In fact, this movie could just as easily have been set in the context of the Italian mafia or a Mexican drugs gang. The story about a young female terrorist who, after a failed bombing attempt, becomes an informant for the authorities to escape a prison sentence, is extremely suspenseful. She lives in constant fear of being discovered, which would almost certainly lead to her execution. 'I am dead', she literally tells her contact at one point.

The film starts off with a clever flash-back, a very intense scene that explains her motivation to become a terrorist.
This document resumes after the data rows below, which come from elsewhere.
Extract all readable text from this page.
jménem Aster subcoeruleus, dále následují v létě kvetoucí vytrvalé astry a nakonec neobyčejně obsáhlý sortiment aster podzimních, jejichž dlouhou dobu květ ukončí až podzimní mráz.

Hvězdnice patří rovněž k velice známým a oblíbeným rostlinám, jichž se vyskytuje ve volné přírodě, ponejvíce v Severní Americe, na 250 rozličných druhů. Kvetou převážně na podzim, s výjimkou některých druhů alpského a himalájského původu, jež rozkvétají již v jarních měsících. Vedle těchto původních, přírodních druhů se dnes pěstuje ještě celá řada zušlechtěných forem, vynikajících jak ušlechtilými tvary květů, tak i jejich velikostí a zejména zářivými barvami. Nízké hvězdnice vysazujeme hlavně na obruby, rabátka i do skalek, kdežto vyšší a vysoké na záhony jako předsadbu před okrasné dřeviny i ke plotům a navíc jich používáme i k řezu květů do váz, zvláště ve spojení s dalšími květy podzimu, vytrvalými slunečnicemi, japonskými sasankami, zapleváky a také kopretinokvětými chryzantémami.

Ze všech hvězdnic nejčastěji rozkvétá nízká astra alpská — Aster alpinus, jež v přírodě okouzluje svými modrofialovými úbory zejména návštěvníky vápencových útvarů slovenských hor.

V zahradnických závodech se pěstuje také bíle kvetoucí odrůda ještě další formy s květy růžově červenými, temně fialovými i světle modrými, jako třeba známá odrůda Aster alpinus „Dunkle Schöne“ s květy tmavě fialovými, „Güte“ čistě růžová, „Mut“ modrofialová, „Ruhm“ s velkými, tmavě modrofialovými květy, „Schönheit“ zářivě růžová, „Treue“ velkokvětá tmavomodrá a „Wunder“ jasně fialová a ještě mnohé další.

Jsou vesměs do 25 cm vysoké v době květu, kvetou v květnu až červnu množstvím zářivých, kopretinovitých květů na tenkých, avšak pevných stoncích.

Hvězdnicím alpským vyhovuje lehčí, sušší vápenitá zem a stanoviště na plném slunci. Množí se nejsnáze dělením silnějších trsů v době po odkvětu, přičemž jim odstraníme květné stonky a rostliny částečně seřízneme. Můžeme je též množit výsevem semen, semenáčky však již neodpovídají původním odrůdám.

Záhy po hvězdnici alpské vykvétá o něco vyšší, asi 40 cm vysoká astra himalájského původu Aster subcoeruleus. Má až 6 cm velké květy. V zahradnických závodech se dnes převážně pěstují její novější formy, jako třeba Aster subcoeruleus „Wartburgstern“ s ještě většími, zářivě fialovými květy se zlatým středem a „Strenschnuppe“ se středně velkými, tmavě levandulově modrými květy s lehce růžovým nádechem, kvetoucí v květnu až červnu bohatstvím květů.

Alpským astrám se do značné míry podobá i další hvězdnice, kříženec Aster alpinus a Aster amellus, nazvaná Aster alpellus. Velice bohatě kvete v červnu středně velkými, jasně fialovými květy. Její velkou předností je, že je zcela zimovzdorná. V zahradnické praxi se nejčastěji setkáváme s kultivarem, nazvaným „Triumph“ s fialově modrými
The rest of the film is told in chronological order, with the suspense rising gradually, until the unexpected and dramatic climax.

In a subplot, we see that the British secret service is subject to the same sort of internal discussions, infighting and ego-tripping as the IRA. Clive Owen and Gillian Anderson (nice to see her again!) are fine as secret service persons, but the best acting is done by Andrea Riseborouh as the proud and independent terrorist Collette McVeigh.

The film is also excellent in recreating the atmosphere of the catholic working class neighbourhoods in Belfast (actually, it is shot in Dublin), where terrorism in the 1990's was a part of everyday life. Director James Marsh uses faded colours in many scenes to recreate the rundown streets and interiors.

This is a gripping, intelligent psychological thriller with excellent acting and a plot that will have you hooked from start to finish. I was amazed the IMDb-rating is not higher than 6.6.